Ontem, após a manifestação do ministro ter se tornado pública, o senador Flávio Bolsonaro (Republicanos-RJ), afirmou que o decano deveria se declarar suspeito "para julgar qualquer coisa que envolva Bolsonaro".

Ministros da Corte têm saído em defesa do decano. Na semana passada, o vice-presidente do STF, Luiz Fux, leu uma mensagem no plenário e disse que o Supremo estava "vigilante contra qualquer forma de agressão à instituição".

A tensão entre Executivo e Judiciário tem sofrido uma escalada e feito Bolsonaro ameaçar descumprir decisões judiciais. As declarações têm sido acompanhadas de perto pelos ministros, mas, apesar do estado de alerta, há um certo ceticismo em relação à possibilidade de o presidente, de fato, elevar a tensão entre os Poderes a esse nível.

Na semana passada, o diálogo com a Corte ficou ainda mais prejudicado porque o presidente do STF, Dias Toffoli, considerado uma das únicas pontes hoje entre os dois Poderes, estava internado.
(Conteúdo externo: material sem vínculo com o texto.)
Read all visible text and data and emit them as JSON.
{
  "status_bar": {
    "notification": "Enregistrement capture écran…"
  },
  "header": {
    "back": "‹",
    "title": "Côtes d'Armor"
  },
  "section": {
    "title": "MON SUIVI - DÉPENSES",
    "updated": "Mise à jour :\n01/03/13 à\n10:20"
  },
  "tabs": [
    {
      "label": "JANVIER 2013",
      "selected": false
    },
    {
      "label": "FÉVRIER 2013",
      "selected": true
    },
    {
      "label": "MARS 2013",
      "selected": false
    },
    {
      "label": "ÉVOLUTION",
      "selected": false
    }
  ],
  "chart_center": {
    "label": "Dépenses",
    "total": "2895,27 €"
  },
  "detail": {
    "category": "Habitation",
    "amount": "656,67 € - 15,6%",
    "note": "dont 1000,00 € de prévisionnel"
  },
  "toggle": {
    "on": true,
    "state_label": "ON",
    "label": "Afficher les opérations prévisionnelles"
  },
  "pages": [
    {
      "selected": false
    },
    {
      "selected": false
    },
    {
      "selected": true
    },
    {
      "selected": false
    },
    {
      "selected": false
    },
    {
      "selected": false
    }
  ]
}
Ele permanecerá afastado, de licença médica, esta semana.

Não à toa, o presidente chegou a visitar Toffoli no hospital no mesmo dia em que o ministro Alexandre de Moraes autorizou, no âmbito do inquérito das "fake news", uma operação que atingiu aliados do governo e chegou ao chamado "gabinete do ódio", estrutura paralela de comunicação que funciona no Palácio do Planalto e seria coordenada pelo vereador Carlos Bolsonaro, filho do presidente.

Após a ação, Bolsonaro deu declarações exaltadas dizendo que tudo tinha limite, e que não iria aceitar a perseguição de aliados. "Acabou, p...! Me desculpem o desabafo. Acabou!", afirmou.
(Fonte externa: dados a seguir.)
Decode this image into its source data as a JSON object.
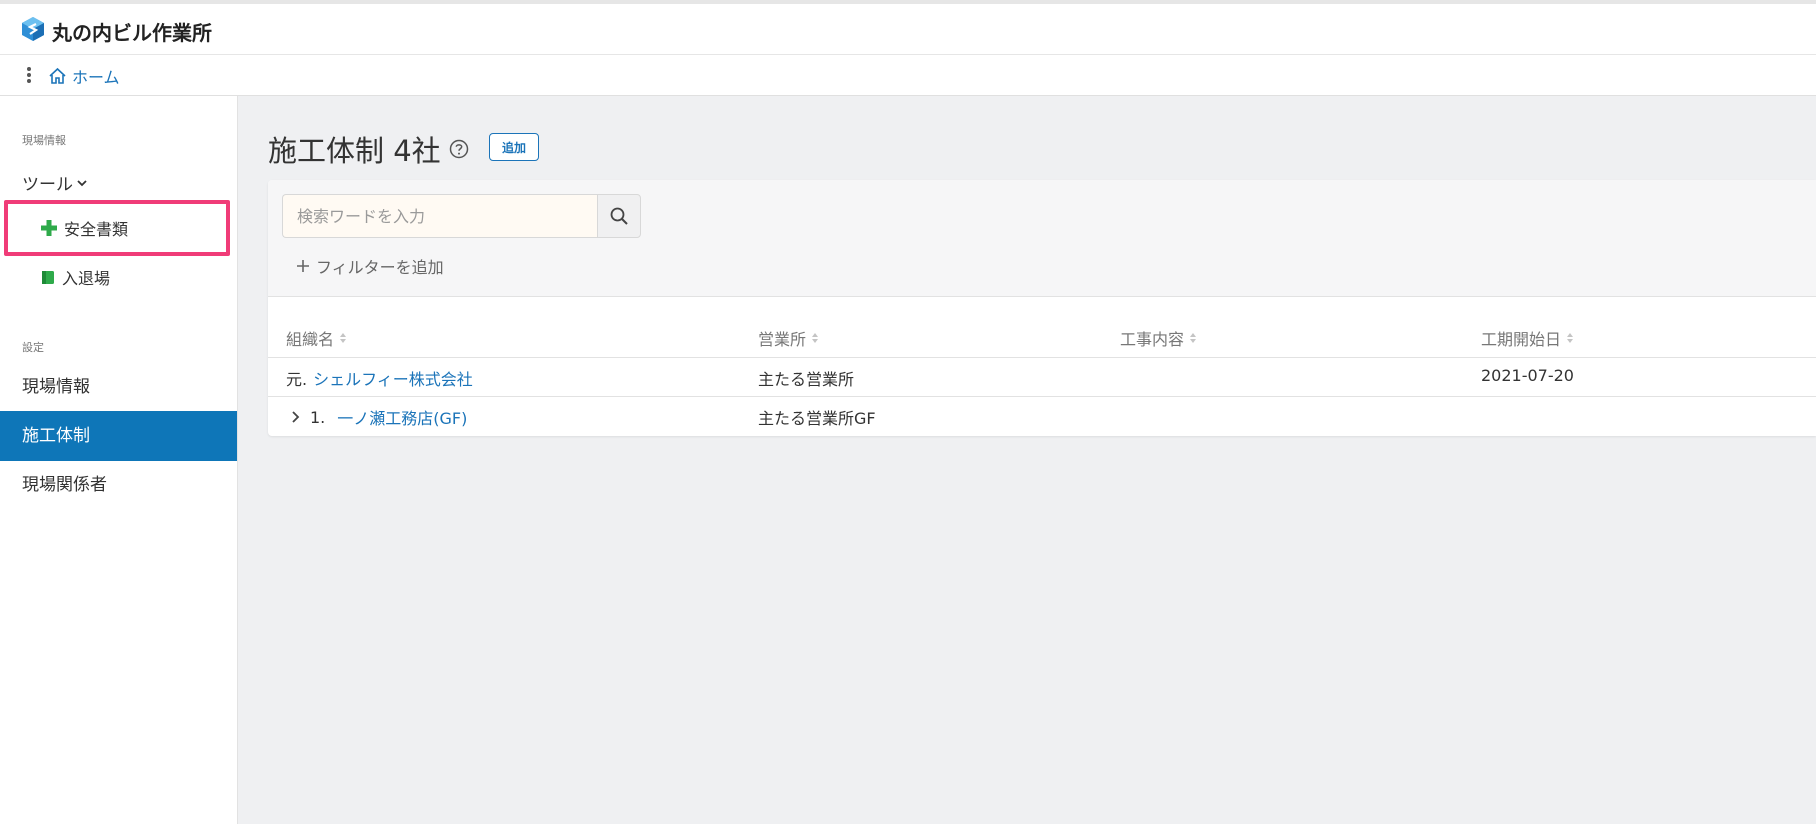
{
  "header": {
    "site_title": "丸の内ビル作業所"
  },
  "breadcrumb": {
    "home_label": "ホーム"
  },
  "sidebar": {
    "section_site_info": "現場情報",
    "tools_label": "ツール",
    "tools_items": [
      {
        "label": "安全書類",
        "icon": "green-plus-icon"
      },
      {
        "label": "入退場",
        "icon": "green-book-icon"
      }
    ],
    "section_settings": "設定",
    "nav_items": [
      {
        "label": "現場情報",
        "active": false
      },
      {
        "label": "施工体制",
        "active": true
      },
      {
        "label": "現場関係者",
        "active": false
      }
    ]
  },
  "main": {
    "title": "施工体制 4社",
    "add_button": "追加",
    "search": {
      "placeholder": "検索ワードを入力",
      "value": ""
    },
    "add_filter": "フィルターを追加",
    "columns": [
      "組織名",
      "営業所",
      "工事内容",
      "工期開始日"
    ],
    "rows": [
      {
        "prefix": "元.",
        "org": "シェルフィー株式会社",
        "office": "主たる営業所",
        "work": "",
        "start": "2021-07-20",
        "expandable": false
      },
      {
        "prefix": "1.",
        "org": "一ノ瀬工務店(GF)",
        "office": "主たる営業所GF",
        "work": "",
        "start": "",
        "expandable": true
      }
    ]
  },
  "colors": {
    "accent": "#0e76b8",
    "link": "#1b74b9",
    "highlight": "#f03c78",
    "green": "#2eaa4a"
  }
}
O presidente também voltou a criticar o fato de muitas decisões contra o governo serem tomadas por um único ministro, e não pelo plenário, de modo colegiado.

Outro momento de tensão foi quando Moraes suspendeu a indicação de Alexandre Ramagem para o comando da PF. A decisão foi monocrática.
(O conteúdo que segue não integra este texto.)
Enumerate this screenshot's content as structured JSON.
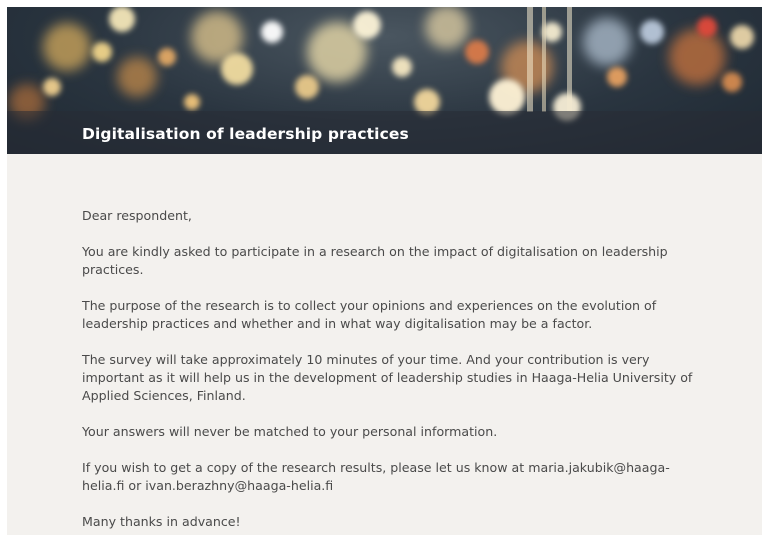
{
  "header": {
    "title": "Digitalisation of leadership practices"
  },
  "intro": {
    "greeting": "Dear respondent,",
    "paragraphs": [
      "You are kindly asked to participate in a research on the impact of digitalisation on leadership practices.",
      "The purpose of the research is to collect your opinions and experiences on the evolution of leadership practices and whether and in what way digitalisation may be a factor.",
      "The survey will take approximately 10 minutes of your time. And your contribution is very important as it will help us in the development of leadership studies in Haaga-Helia University of Applied Sciences, Finland.",
      "Your answers will never be matched to your personal information.",
      "If you wish to get a copy of the research results, please let us know at maria.jakubik@haaga-helia.fi or ivan.berazhny@haaga-helia.fi",
      "Many thanks in advance!"
    ]
  },
  "colors": {
    "page_background": "#f3f1ee",
    "title_text": "#ffffff",
    "body_text": "#4a4a4a"
  }
}
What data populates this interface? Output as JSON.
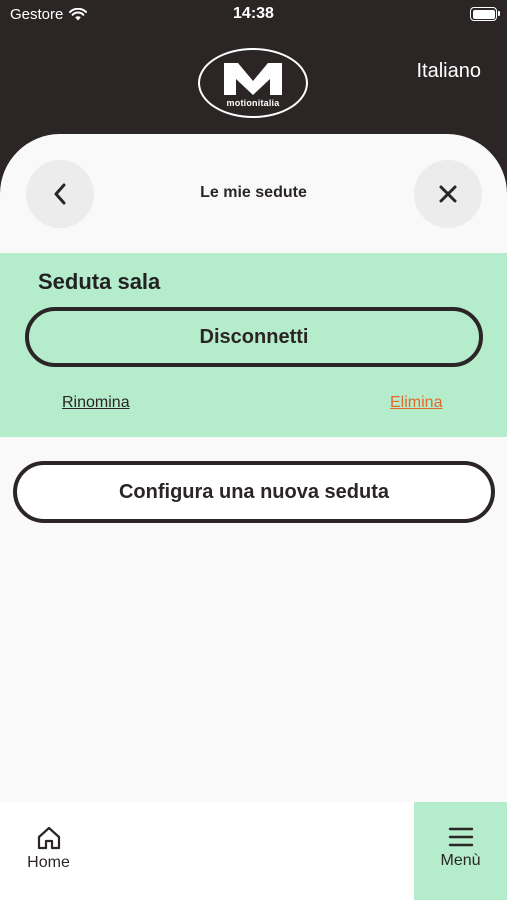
{
  "status_bar": {
    "carrier": "Gestore",
    "time": "14:38"
  },
  "header": {
    "logo_text": "motionitalia",
    "language": "Italiano"
  },
  "card": {
    "title": "Le mie sedute"
  },
  "session": {
    "name": "Seduta sala",
    "disconnect_label": "Disconnetti",
    "rename_label": "Rinomina",
    "delete_label": "Elimina"
  },
  "new_session_label": "Configura una nuova seduta",
  "tab_bar": {
    "home_label": "Home",
    "menu_label": "Menù"
  },
  "colors": {
    "header_bg": "#2b2625",
    "accent_green": "#b5eccc",
    "delete_orange": "#e06a2b"
  },
  "icons": {
    "back": "chevron-left-icon",
    "close": "close-icon",
    "home": "home-icon",
    "menu": "hamburger-icon",
    "wifi": "wifi-icon",
    "battery": "battery-icon"
  }
}
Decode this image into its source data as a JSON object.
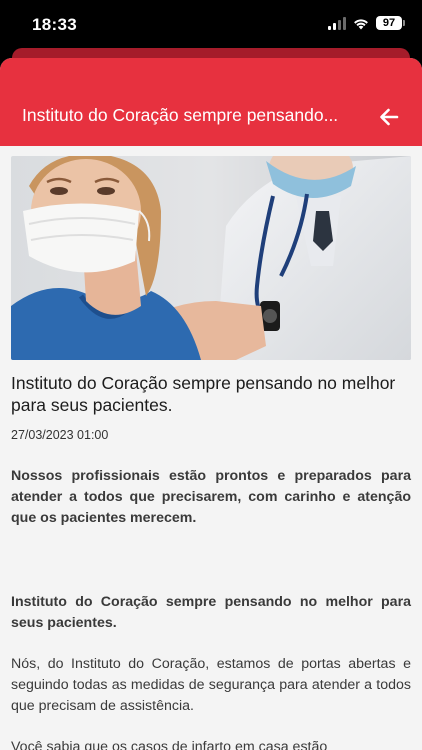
{
  "status_bar": {
    "time": "18:33",
    "battery": "97"
  },
  "header": {
    "title": "Instituto do Coração sempre pensando...",
    "back_icon": "arrow-left-icon"
  },
  "colors": {
    "accent": "#e7313f",
    "background": "#f4f4f4"
  },
  "article": {
    "image": "doctor-listening-to-masked-patient-photo",
    "title": "Instituto do Coração sempre pensando no melhor para seus pacientes.",
    "date": "27/03/2023 01:00",
    "paragraphs": {
      "lead": "Nossos profissionais estão prontos e preparados para atender a todos que precisarem, com carinho e atenção que os pacientes merecem.",
      "heading": "Instituto do Coração sempre pensando no melhor para seus pacientes.",
      "body1": "Nós, do Instituto do Coração, estamos de portas abertas e seguindo todas as medidas de segurança para atender a todos que precisam de assistência.",
      "body2": "Você sabia que os casos de infarto em casa estão"
    }
  }
}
Após o agravamento da crise, o ministro da Justiça e Segurança Pública, André Mendonça, procurou integrantes da Corte para conversar. Outros interlocutores também foram acionados pelo Palácio do Planalto.

O fato de o ministro da Educação, Abraham Weintraub, ter prestado depoimento na sexta-feira foi visto por ministros do STF como um gesto do governo para distensionar o ambiente ficou calado, o que é um direito seu como investigado, mas não descumpriu uma ordem judicial. Em Brasília, chegou a circular o recado de que ele poderia até ser preso caso desrespeitasse uma ordem do Supremo.

Bolsonaro escalou Mendonça para apresentar um habeas corpus na tentativa de suspender a oitiva do ministro da Educação. Weintraub, porém, foi ouvido antes mesmo de o HC ser analisado pela Corte. Ele foi convocado a depor depois de chamar os ministros do STF de "vagabundos" e dizer que colocaria "todos na cadeia".